Legislators in all of our towns and our three counties are sweating and sputtering over their budgets to try to present something that their taxpayers can live with. The state must do the same.
While legislators in Clinton, Essex and Franklin counties have all recorded gains against the tax levy, we get the impression that the state is not applying the same elbow grease.
In fact, not everybody seems to want that elbow grease applied. We received a Letter to the Editor the other day from a representative of an agency relying on state funding scolding us for decrying the lack of vigor on the state's part in trying to pare costs. Those costs are necessary for the continued functioning of agencies to provide services important to their clientele, the writer argued. Cutting costs would be imprudent — maybe even inhumane.
A great divergence of opinion has emerged on that point, with the interests of taxpayers weighed against the interests of service recipients. No magic exists, in Plattsburgh or Albany, to preserve all the services now offered while producing a budget that can be afforded. Gov. Paterson has been saying for months that pain would be involved in fashioning a palatable budget, and the time to confront that pain is now.

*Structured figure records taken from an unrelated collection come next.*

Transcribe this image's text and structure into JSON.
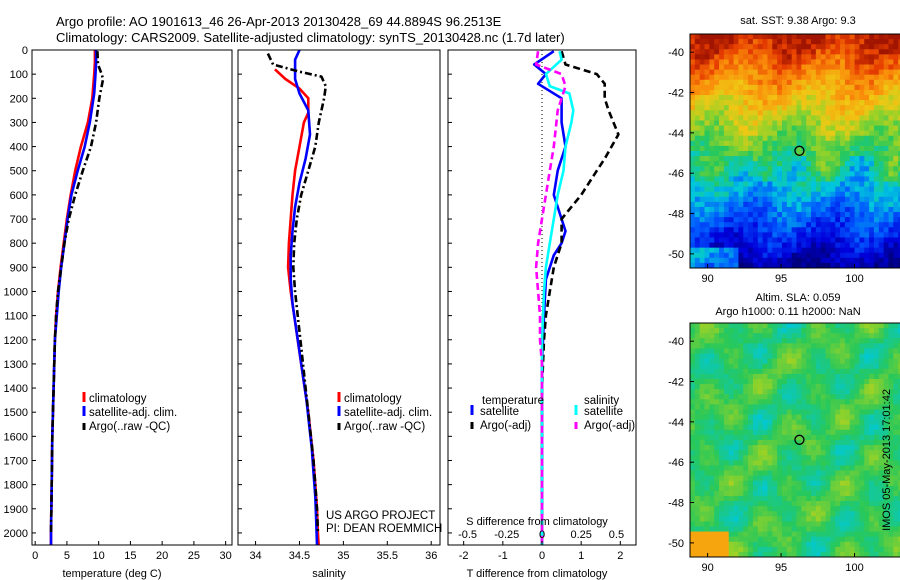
{
  "header": {
    "line1": "Argo profile: AO 1901613_46 26-Apr-2013 20130428_69 44.8894S 96.2513E",
    "line2": "Climatology: CARS2009. Satellite-adjusted climatology: synTS_20130428.nc (1.7d later)"
  },
  "colors": {
    "climatology": "#ff0000",
    "satellite": "#0000ff",
    "argo": "#000000",
    "salinity_satellite": "#00ffff",
    "salinity_argo": "#ff00ff"
  },
  "chart_data": [
    {
      "id": "temperature-profile",
      "type": "line",
      "xlabel": "temperature (deg C)",
      "ylabel": "",
      "xlim": [
        -0.5,
        31
      ],
      "ylim": [
        0,
        2050
      ],
      "y_reversed": true,
      "xticks": [
        0,
        5,
        10,
        15,
        20,
        25,
        30
      ],
      "xtick_labels": [
        "0",
        "5",
        "10",
        "15",
        "20",
        "25",
        "30"
      ],
      "yticks": [
        0,
        100,
        200,
        300,
        400,
        500,
        600,
        700,
        800,
        900,
        1000,
        1100,
        1200,
        1300,
        1400,
        1500,
        1600,
        1700,
        1800,
        1900,
        2000
      ],
      "ytick_labels": [
        "0",
        "100",
        "200",
        "300",
        "400",
        "500",
        "600",
        "700",
        "800",
        "900",
        "1000",
        "1100",
        "1200",
        "1300",
        "1400",
        "1500",
        "1600",
        "1700",
        "1800",
        "1900",
        "2000"
      ],
      "legend": {
        "placement": "lower-middle",
        "entries": [
          "climatology",
          "satellite-adj. clim.",
          "Argo(..raw -QC)"
        ]
      },
      "series": [
        {
          "name": "climatology",
          "style": "solid",
          "colorKey": "climatology",
          "points": [
            [
              9.4,
              0
            ],
            [
              9.4,
              50
            ],
            [
              9.3,
              100
            ],
            [
              9.0,
              200
            ],
            [
              8.3,
              300
            ],
            [
              7.2,
              400
            ],
            [
              6.3,
              500
            ],
            [
              5.6,
              600
            ],
            [
              5.0,
              700
            ],
            [
              4.5,
              800
            ],
            [
              4.0,
              900
            ],
            [
              3.6,
              1000
            ],
            [
              3.3,
              1100
            ],
            [
              3.1,
              1200
            ],
            [
              2.9,
              1400
            ],
            [
              2.7,
              1600
            ],
            [
              2.6,
              1800
            ],
            [
              2.5,
              2000
            ],
            [
              2.5,
              2060
            ]
          ]
        },
        {
          "name": "satellite-adj. clim.",
          "style": "solid",
          "colorKey": "satellite",
          "points": [
            [
              9.6,
              0
            ],
            [
              9.6,
              50
            ],
            [
              9.5,
              100
            ],
            [
              9.3,
              180
            ],
            [
              8.6,
              300
            ],
            [
              7.8,
              400
            ],
            [
              6.7,
              500
            ],
            [
              5.7,
              600
            ],
            [
              5.1,
              700
            ],
            [
              4.6,
              800
            ],
            [
              4.1,
              900
            ],
            [
              3.7,
              1000
            ],
            [
              3.4,
              1100
            ],
            [
              3.1,
              1200
            ],
            [
              2.9,
              1400
            ],
            [
              2.7,
              1600
            ],
            [
              2.6,
              1800
            ],
            [
              2.5,
              2000
            ],
            [
              2.5,
              2050
            ]
          ]
        },
        {
          "name": "Argo(..raw -QC)",
          "style": "dashdot",
          "colorKey": "argo",
          "points": [
            [
              9.8,
              5
            ],
            [
              9.9,
              60
            ],
            [
              10.4,
              95
            ],
            [
              10.7,
              120
            ],
            [
              10.1,
              200
            ],
            [
              9.6,
              300
            ],
            [
              8.8,
              400
            ],
            [
              7.5,
              500
            ],
            [
              6.3,
              600
            ],
            [
              5.3,
              700
            ],
            [
              4.6,
              800
            ],
            [
              4.1,
              900
            ],
            [
              3.6,
              1000
            ],
            [
              3.3,
              1100
            ],
            [
              3.1,
              1200
            ],
            [
              2.9,
              1400
            ],
            [
              2.7,
              1600
            ],
            [
              2.6,
              1800
            ],
            [
              2.5,
              2000
            ]
          ]
        }
      ]
    },
    {
      "id": "salinity-profile",
      "type": "line",
      "xlabel": "salinity",
      "ylabel": "",
      "xlim": [
        33.8,
        36.1
      ],
      "ylim": [
        0,
        2050
      ],
      "y_reversed": true,
      "xticks": [
        34,
        34.5,
        35,
        35.5,
        36
      ],
      "xtick_labels": [
        "34",
        "34.5",
        "35",
        "35.5",
        "36"
      ],
      "legend": {
        "placement": "lower-right",
        "entries": [
          "climatology",
          "satellite-adj. clim.",
          "Argo(..raw -QC)"
        ]
      },
      "annotations": [
        "US ARGO PROJECT",
        "PI: DEAN ROEMMICH"
      ],
      "series": [
        {
          "name": "climatology",
          "style": "solid",
          "colorKey": "climatology",
          "points": [
            [
              34.22,
              80
            ],
            [
              34.34,
              120
            ],
            [
              34.5,
              160
            ],
            [
              34.6,
              200
            ],
            [
              34.6,
              260
            ],
            [
              34.55,
              300
            ],
            [
              34.5,
              400
            ],
            [
              34.45,
              500
            ],
            [
              34.42,
              600
            ],
            [
              34.4,
              700
            ],
            [
              34.38,
              800
            ],
            [
              34.37,
              900
            ],
            [
              34.4,
              1000
            ],
            [
              34.44,
              1100
            ],
            [
              34.48,
              1200
            ],
            [
              34.52,
              1300
            ],
            [
              34.56,
              1400
            ],
            [
              34.6,
              1500
            ],
            [
              34.63,
              1600
            ],
            [
              34.66,
              1700
            ],
            [
              34.68,
              1800
            ],
            [
              34.7,
              1900
            ],
            [
              34.71,
              2000
            ],
            [
              34.72,
              2060
            ]
          ]
        },
        {
          "name": "satellite-adj. clim.",
          "style": "solid",
          "colorKey": "satellite",
          "points": [
            [
              34.5,
              0
            ],
            [
              34.45,
              40
            ],
            [
              34.45,
              120
            ],
            [
              34.5,
              180
            ],
            [
              34.6,
              250
            ],
            [
              34.62,
              350
            ],
            [
              34.57,
              450
            ],
            [
              34.5,
              550
            ],
            [
              34.45,
              650
            ],
            [
              34.42,
              750
            ],
            [
              34.4,
              850
            ],
            [
              34.4,
              950
            ],
            [
              34.42,
              1050
            ],
            [
              34.46,
              1150
            ],
            [
              34.5,
              1250
            ],
            [
              34.54,
              1350
            ],
            [
              34.58,
              1450
            ],
            [
              34.61,
              1550
            ],
            [
              34.64,
              1650
            ],
            [
              34.66,
              1750
            ],
            [
              34.68,
              1850
            ],
            [
              34.69,
              1950
            ],
            [
              34.7,
              2050
            ]
          ]
        },
        {
          "name": "Argo(..raw -QC)",
          "style": "dashdot",
          "colorKey": "argo",
          "points": [
            [
              34.14,
              15
            ],
            [
              34.2,
              60
            ],
            [
              34.5,
              90
            ],
            [
              34.75,
              110
            ],
            [
              34.8,
              150
            ],
            [
              34.78,
              200
            ],
            [
              34.72,
              300
            ],
            [
              34.68,
              400
            ],
            [
              34.6,
              500
            ],
            [
              34.52,
              600
            ],
            [
              34.47,
              700
            ],
            [
              34.44,
              800
            ],
            [
              34.43,
              900
            ],
            [
              34.45,
              1000
            ],
            [
              34.48,
              1100
            ],
            [
              34.51,
              1200
            ],
            [
              34.54,
              1300
            ],
            [
              34.57,
              1400
            ],
            [
              34.6,
              1500
            ],
            [
              34.63,
              1600
            ],
            [
              34.66,
              1700
            ],
            [
              34.68,
              1800
            ],
            [
              34.7,
              1900
            ],
            [
              34.71,
              2000
            ]
          ]
        }
      ]
    },
    {
      "id": "difference-profile",
      "type": "line",
      "xlabel": "T difference from climatology",
      "title_bottom": "S difference from climatology",
      "xlim": [
        -2.4,
        2.4
      ],
      "ylim": [
        0,
        2050
      ],
      "y_reversed": true,
      "zero_line": true,
      "xticks_T": [
        -2,
        -1,
        0,
        1,
        2
      ],
      "xtick_labels_T": [
        "-2",
        "-1",
        "0",
        "1",
        "2"
      ],
      "xticks_S_positions_T": [
        -1.9,
        -0.9,
        0.0,
        1.0,
        1.9
      ],
      "xtick_labels_S": [
        "-0.5",
        "-0.25",
        "0",
        "0.25",
        "0.5"
      ],
      "legend": {
        "placement": "lower",
        "headers": [
          "temperature",
          "salinity"
        ],
        "entries": [
          "satellite",
          "Argo(-adj)",
          "satellite",
          "Argo(-adj)"
        ]
      },
      "series": [
        {
          "name": "satellite",
          "group": "temperature",
          "style": "solid",
          "colorKey": "satellite",
          "points": [
            [
              0.3,
              5
            ],
            [
              -0.2,
              60
            ],
            [
              0.1,
              100
            ],
            [
              -0.1,
              140
            ],
            [
              0.5,
              200
            ],
            [
              0.5,
              300
            ],
            [
              0.6,
              400
            ],
            [
              0.4,
              500
            ],
            [
              0.3,
              600
            ],
            [
              0.5,
              700
            ],
            [
              0.6,
              750
            ],
            [
              0.5,
              800
            ],
            [
              0.3,
              850
            ],
            [
              0.1,
              950
            ],
            [
              0.05,
              1100
            ],
            [
              0.0,
              1300
            ],
            [
              0.0,
              1600
            ],
            [
              0.0,
              2050
            ]
          ]
        },
        {
          "name": "Argo(-adj)",
          "group": "temperature",
          "style": "dashed",
          "colorKey": "argo",
          "points": [
            [
              0.5,
              5
            ],
            [
              0.6,
              60
            ],
            [
              1.4,
              100
            ],
            [
              1.6,
              140
            ],
            [
              1.6,
              200
            ],
            [
              1.7,
              250
            ],
            [
              1.95,
              350
            ],
            [
              1.6,
              450
            ],
            [
              1.4,
              500
            ],
            [
              1.0,
              600
            ],
            [
              0.5,
              700
            ],
            [
              0.5,
              800
            ],
            [
              0.4,
              850
            ],
            [
              0.3,
              900
            ],
            [
              0.2,
              1000
            ],
            [
              0.1,
              1100
            ],
            [
              0.05,
              1200
            ],
            [
              0.0,
              1400
            ],
            [
              0.0,
              1600
            ],
            [
              0.0,
              2050
            ]
          ]
        },
        {
          "name": "satellite",
          "group": "salinity",
          "style": "solid",
          "colorKey": "salinity_satellite",
          "points": [
            [
              0.45,
              5
            ],
            [
              0.5,
              40
            ],
            [
              0.1,
              100
            ],
            [
              0.2,
              150
            ],
            [
              0.7,
              180
            ],
            [
              0.8,
              250
            ],
            [
              0.75,
              300
            ],
            [
              0.6,
              400
            ],
            [
              0.55,
              500
            ],
            [
              0.4,
              600
            ],
            [
              0.3,
              700
            ],
            [
              0.2,
              800
            ],
            [
              0.1,
              900
            ],
            [
              0.05,
              1000
            ],
            [
              0.0,
              1200
            ],
            [
              0.0,
              1500
            ],
            [
              0.0,
              2050
            ]
          ]
        },
        {
          "name": "Argo(-adj)",
          "group": "salinity",
          "style": "dashed",
          "colorKey": "salinity_argo",
          "points": [
            [
              -0.1,
              5
            ],
            [
              -0.15,
              60
            ],
            [
              0.5,
              100
            ],
            [
              0.6,
              150
            ],
            [
              0.4,
              250
            ],
            [
              0.3,
              400
            ],
            [
              0.2,
              500
            ],
            [
              0.1,
              600
            ],
            [
              0.0,
              700
            ],
            [
              -0.1,
              800
            ],
            [
              -0.15,
              900
            ],
            [
              -0.1,
              1000
            ],
            [
              -0.05,
              1100
            ],
            [
              -0.05,
              1200
            ],
            [
              0.0,
              1300
            ],
            [
              0.0,
              1500
            ],
            [
              0.0,
              2050
            ]
          ]
        }
      ]
    },
    {
      "id": "sst-map",
      "type": "heatmap",
      "title": "sat. SST: 9.38  Argo: 9.3",
      "xlim": [
        88.8,
        103.3
      ],
      "ylim": [
        -50.7,
        -39.1
      ],
      "xticks": [
        90,
        95,
        100
      ],
      "xtick_labels": [
        "90",
        "95",
        "100"
      ],
      "yticks": [
        -40,
        -42,
        -44,
        -46,
        -48,
        -50
      ],
      "ytick_labels": [
        "-40",
        "-42",
        "-44",
        "-46",
        "-48",
        "-50"
      ],
      "marker": {
        "lon": 96.25,
        "lat": -44.89
      }
    },
    {
      "id": "sla-map",
      "type": "heatmap",
      "title": "Altim. SLA: 0.059",
      "subtitle": "Argo h1000: 0.11  h2000: NaN",
      "xlim": [
        88.8,
        103.3
      ],
      "ylim": [
        -50.7,
        -39.1
      ],
      "xticks": [
        90,
        95,
        100
      ],
      "xtick_labels": [
        "90",
        "95",
        "100"
      ],
      "yticks": [
        -40,
        -42,
        -44,
        -46,
        -48,
        -50
      ],
      "ytick_labels": [
        "-40",
        "-42",
        "-44",
        "-46",
        "-48",
        "-50"
      ],
      "marker": {
        "lon": 96.25,
        "lat": -44.89
      }
    }
  ],
  "side_label": "IMOS 05-May-2013 17:01:42"
}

In times of lost jobs and wage freezes, the last thing the public can abide is an increase in taxes.
Clinton County is proposing an increase in the tax levy of less than 1 percent and a tax rate that would actually decrease by 10 cents per $1,000 of assessed value. If the assessment on a homeowner's property didn't increase, the tax bill would be less than this year's.
Franklin County has imposed a spending freeze in getting the tax levy down from an 18.1-percent increase to 4.3 percent. One of the contributors is tapping the county's fund balance, which is a trick that can't be used often. Depending on how much is taken, it could be a one-time source.
Essex County, too, has applied a large portion of its fund balance to help manage its tax levy. County Manager Daniel Palmer has warned supervisors that this is not a sustainable practice.
In all three counties, there is a sincere, almost desperate effort to give taxpayers a budget that won't add to their burden. Revenues from sales tax are diminished because the economy is keeping people from spending. Without those sales-tax revenues, the counties are in a negative cash-flow situation.
The state is similarly contending with a loss of revenue but seems more focused on finding more revenue than cutting expenses, which is not sound budgeting at this point in our history.
We are not in a period in which the status quo on spending is acceptable. The economy cannot recover if too much of each citizen's money is usurped by taxes.
We simply cannot afford government at its current rate of spending.